EXCLUSIVE INTERVIEW

PHARMA FILES PEAKS TO The Brain Charity

The pandemic presented numerous challenges for those living with rare neurological diseases. Nanette Mellor, CEO of The Brain Charity, delves into the numerous ways in which the charity is continuing to provide assistance to patients, in areas extending from mental health to logistical support

Pharmafile: What are some of the ways in which The Brain Charity supports those with rare diseases?

Nanette Mellor: If you Google your very rare neurological disease, most likely The Brain Charity will be the listing that appears first.

One of the key things we do for clients is find them more information about their condition and what a diagnosis means for their life – from research papers, health documents, other charities etc. If your condition is very rare, there may not be a lot of information out there, so this might be difficult to find for yourself.

We also put people with rare diseases in touch with others with the same condition through social activities and support groups. Being around others in a similar situation means clients can offer each other practical advice on how they’ve coped with different challenges.

Each understand what the other is going through, and can offer a non-judgemental space for sharing.

What are some of the biggest challenges faced by patients with rare neurological diseases?

While the diseases themselves are very different, we find there are several overarching themes in terms of the challenges people tend to face.

The first problem is that it’s very difficult for people to get a diagnosis, in some cases it takes years, and in that time frame, they may be given various misdiagnoses or even mistreatments. For this reason, The Brain Charity does offer expert legal advice for any clients who have struggled with misdiagnosis or medical negligence.

A lot of people struggle to get a diagnosis if their GP hasn’t come across someone with that very rare condition before. This can be very difficult for them to join the dots. If their symptoms seem confusing, they can be mistaken for being psychosomatic.

Another challenge is actually getting information. If they have a rare condition, the likelihood is less research happening into the treatment of their condition as less people are affected. There can also be very little available factual information about causes, symptoms, how it will affect them, which leads to feelings of bewilderment. If their disability is invisible, they can also feel stigma attached to that in terms of how they are treated, particularly when applying for welfare benefits.

It can also be difficult for people with rare neurological diseases to find someone to talk to, who understands completely what they are going through. They may never meet someone with the same condition as them, face to face.

How was The Brain Charity impacted by the pandemic? What changes did this period bring about?

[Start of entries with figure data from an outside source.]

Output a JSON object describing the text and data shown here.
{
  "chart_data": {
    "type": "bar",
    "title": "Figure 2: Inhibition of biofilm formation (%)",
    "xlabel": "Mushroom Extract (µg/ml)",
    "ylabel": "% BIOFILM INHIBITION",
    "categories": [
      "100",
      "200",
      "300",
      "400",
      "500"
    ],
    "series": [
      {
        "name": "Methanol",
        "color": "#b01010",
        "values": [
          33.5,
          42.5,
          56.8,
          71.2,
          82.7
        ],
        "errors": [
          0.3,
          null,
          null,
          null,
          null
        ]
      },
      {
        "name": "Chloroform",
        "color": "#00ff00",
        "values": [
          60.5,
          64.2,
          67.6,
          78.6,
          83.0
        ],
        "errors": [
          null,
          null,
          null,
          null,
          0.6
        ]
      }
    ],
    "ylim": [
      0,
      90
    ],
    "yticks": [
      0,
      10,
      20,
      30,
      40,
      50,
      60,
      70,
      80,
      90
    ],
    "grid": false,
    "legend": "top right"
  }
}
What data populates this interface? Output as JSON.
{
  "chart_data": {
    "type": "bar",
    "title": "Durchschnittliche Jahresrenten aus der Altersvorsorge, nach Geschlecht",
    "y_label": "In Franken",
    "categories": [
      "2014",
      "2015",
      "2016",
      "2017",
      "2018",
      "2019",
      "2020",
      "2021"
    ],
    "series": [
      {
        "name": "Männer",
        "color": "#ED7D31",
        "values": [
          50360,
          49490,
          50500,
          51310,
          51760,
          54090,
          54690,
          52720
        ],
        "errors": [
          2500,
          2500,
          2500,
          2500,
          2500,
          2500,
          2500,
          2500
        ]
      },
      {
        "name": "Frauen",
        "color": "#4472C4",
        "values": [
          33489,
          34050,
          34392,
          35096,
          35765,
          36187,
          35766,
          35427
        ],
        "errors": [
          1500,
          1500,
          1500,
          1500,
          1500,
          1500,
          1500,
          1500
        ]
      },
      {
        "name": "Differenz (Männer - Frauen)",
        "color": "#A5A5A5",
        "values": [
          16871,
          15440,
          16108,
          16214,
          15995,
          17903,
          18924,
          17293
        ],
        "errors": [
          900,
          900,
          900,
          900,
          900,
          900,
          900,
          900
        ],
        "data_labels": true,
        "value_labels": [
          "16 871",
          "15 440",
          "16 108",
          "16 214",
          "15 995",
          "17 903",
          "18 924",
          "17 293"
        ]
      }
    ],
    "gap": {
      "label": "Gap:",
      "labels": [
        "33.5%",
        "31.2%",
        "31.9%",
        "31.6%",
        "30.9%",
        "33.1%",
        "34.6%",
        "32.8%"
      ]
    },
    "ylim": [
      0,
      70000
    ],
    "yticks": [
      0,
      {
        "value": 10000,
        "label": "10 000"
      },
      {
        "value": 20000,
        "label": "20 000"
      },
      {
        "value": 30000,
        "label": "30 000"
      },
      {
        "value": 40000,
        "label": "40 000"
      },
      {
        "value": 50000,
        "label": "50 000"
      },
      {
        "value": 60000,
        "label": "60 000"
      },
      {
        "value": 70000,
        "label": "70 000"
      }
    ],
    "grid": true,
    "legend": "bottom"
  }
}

2020 was the most challenging year in The Brain Charity’s history for our clients. Throughout the pandemic, people with neurological conditions have remained some of the most vulnerable in our society, and in desperate need of support.

The Brain Charity finished 2020 having seen a rise of more than 50% in demand for our services compared to 2019. Long COVID-19, the rise in mental health problems due to the social isolation caused by the pandemic, and mass unemployment, means this is likely to increase further.

At the beginning of lockdown, the charity reached out to its most vulnerable service users to ask how they felt, how they were coping, and if they needed any extra assistance. Many people were shielding and unable to leave the house, and were struggling to access online food deliveries, which led to further anxiety. Others were worried about running out of money.

When our centre in Liverpool closed last March, we acted quickly to divert our resources to offer a new food delivery service. We then introduced a broader community service to help people shielding at home. This involved making trips to the shops, picking up prescriptions, keeping gas meters topped up, and even helping with vet visits for pets. Between March and August 2020, a team of 21 staff and volunteers delivered 1,104 food packs across Merseyside, helping an average of 58 people per week.

The Brain Charity also launched a telephone befriending service to combat loneliness, to ensure anyone left socially isolated by coronavirus could hear a friendly voice at the end of the phone, or via video call, each week. This is still running, and currently makes more than 50 hour-long calls per week.

The number of people coming to our counselling service at the point of suicidal thoughts has also risen by more than half over the last 12 months. We extended provision for our free counselling appointments so more people could be seen, giving clients the option to have a video or telephone appointment if they would prefer, and ensuring our building was COVID-19 safe for face-to-face appointments, too.

For many of our service users, The Brain Charity’s regular social events and activities were the highlight of their week, the chance to meet in a safe, welcoming space, free from judgement and discrimination. Moving these online allowed us to open classes and workshops which may previously have only happened in our centre to people as far afield as Newcastle, Scotland, and Cornwall.

Our two innovative community-based projects also pivoted to online video-based alternatives: ‘Music Makes Us!’ provides speech and language therapy via song, and physiotherapy via dance to people living with dementia, and The Brain Changer Arts Project provides physiotherapy via dance, and occupational therapy via arts and crafts to children with neurological conditions. This meant more people from across the UK were able to participate. Throughout the pandemic, all our practical help services offering advocacy, info, advice, and welfare benefits support, continued running remotely.